Prolifiche sono le associazioni scaturite dagli extracomunitari provenienti dal mondo arabo. Dal noto centro culturale italo-arabo Dar Al Hikma dello scrittore Younis Tawfic a quella Dar Al Karama Al Arabia; dalla comunità dei Mussulmani presso la moschea di via Bertholet all'associazione culturale italo-araba di via Zumaglia.
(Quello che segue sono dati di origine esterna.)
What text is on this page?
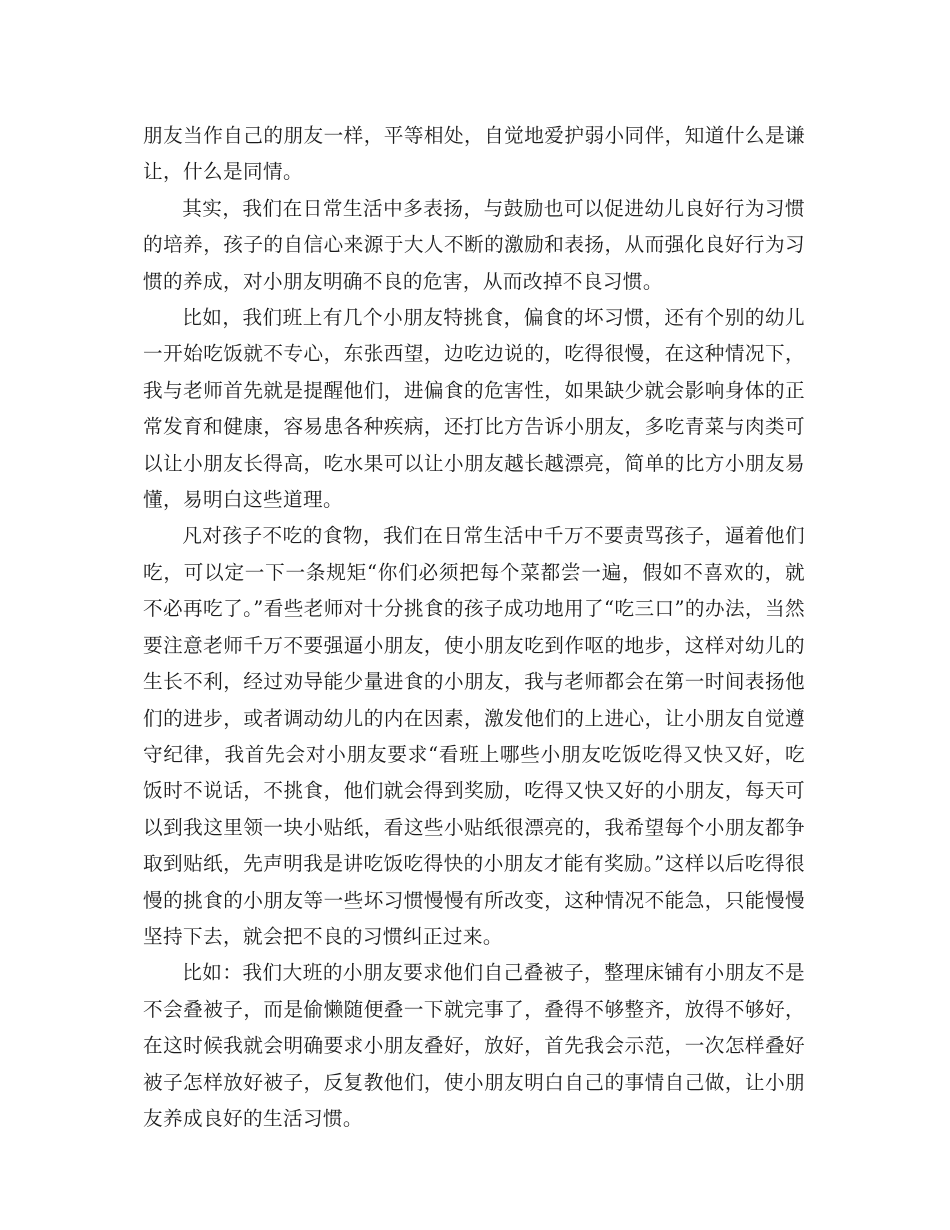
朋友当作自己的朋友一样，平等相处，自觉地爱护弱小同伴，知道什么是谦让，什么是同情。

其实，我们在日常生活中多表扬，与鼓励也可以促进幼儿良好行为习惯的培养，孩子的自信心来源于大人不断的激励和表扬，从而强化良好行为习惯的养成，对小朋友明确不良的危害，从而改掉不良习惯。

比如，我们班上有几个小朋友特挑食，偏食的坏习惯，还有个别的幼儿一开始吃饭就不专心，东张西望，边吃边说的，吃得很慢，在这种情况下，我与老师首先就是提醒他们，进偏食的危害性，如果缺少就会影响身体的正常发育和健康，容易患各种疾病，还打比方告诉小朋友，多吃青菜与肉类可以让小朋友长得高，吃水果可以让小朋友越长越漂亮，简单的比方小朋友易懂，易明白这些道理。

凡对孩子不吃的食物，我们在日常生活中千万不要责骂孩子，逼着他们吃，可以定一下一条规矩“你们必须把每个菜都尝一遍，假如不喜欢的，就不必再吃了。”看些老师对十分挑食的孩子成功地用了“吃三口”的办法，当然要注意老师千万不要强逼小朋友，使小朋友吃到作呕的地步，这样对幼儿的生长不利，经过劝导能少量进食的小朋友，我与老师都会在第一时间表扬他们的进步，或者调动幼儿的内在因素，激发他们的上进心，让小朋友自觉遵守纪律，我首先会对小朋友要求“看班上哪些小朋友吃饭吃得又快又好，吃饭时不说话，不挑食，他们就会得到奖励，吃得又快又好的小朋友，每天可以到我这里领一块小贴纸，看这些小贴纸很漂亮的，我希望每个小朋友都争取到贴纸，先声明我是讲吃饭吃得快的小朋友才能有奖励。”这样以后吃得很慢的挑食的小朋友等一些坏习惯慢慢有所改变，这种情况不能急，只能慢慢坚持下去，就会把不良的习惯纠正过来。

比如：我们大班的小朋友要求他们自己叠被子，整理床铺有小朋友不是不会叠被子，而是偷懒随便叠一下就完事了，叠得不够整齐，放得不够好，在这时候我就会明确要求小朋友叠好，放好，首先我会示范，一次怎样叠好被子怎样放好被子，反复教他们，使小朋友明白自己的事情自己做，让小朋友养成良好的生活习惯。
Per l'Asia e il medio oriente troviamo: l'associazione culturale filippina del Piemonte, quella culturale italo-indiana, l'associazione Italia Cina e quella Italia Israele, l'associazione lavoratori filippini presso la sede dell'ufficio stranieri della CISL di via Barbaroux, il centro culturale italo-vietnamita Pham Thicha, il centro studi medio ed estremo oriente, quello Vietnam-sudest asiatico, il China Consultant, la sezione piemontese della comunità kurda in Italia, l'istituto italo cinese scambi economico-culturali.
Di matrice latino americana l'associazione amicizia Italia-Cuba, l'associazione italo-peruviana e il comitato Guatemala ricco di iniziative di sensibilizzazione verso lo stato colpito lo scorso anno da una terribile inondazione.
Tra gli europei anche gli svizzeri hanno la loro associazione, così come gli albanesi. Si affiancano il comitato Irlanda unita il cui scopo sta tutto nel titolo, il centro culturale ceco-italiano Doba, la comunità polacca, nonché l'associazione socio-culturale interetnica che ci piaceva per la sua apolidicità e per concludere questo elenco parziale.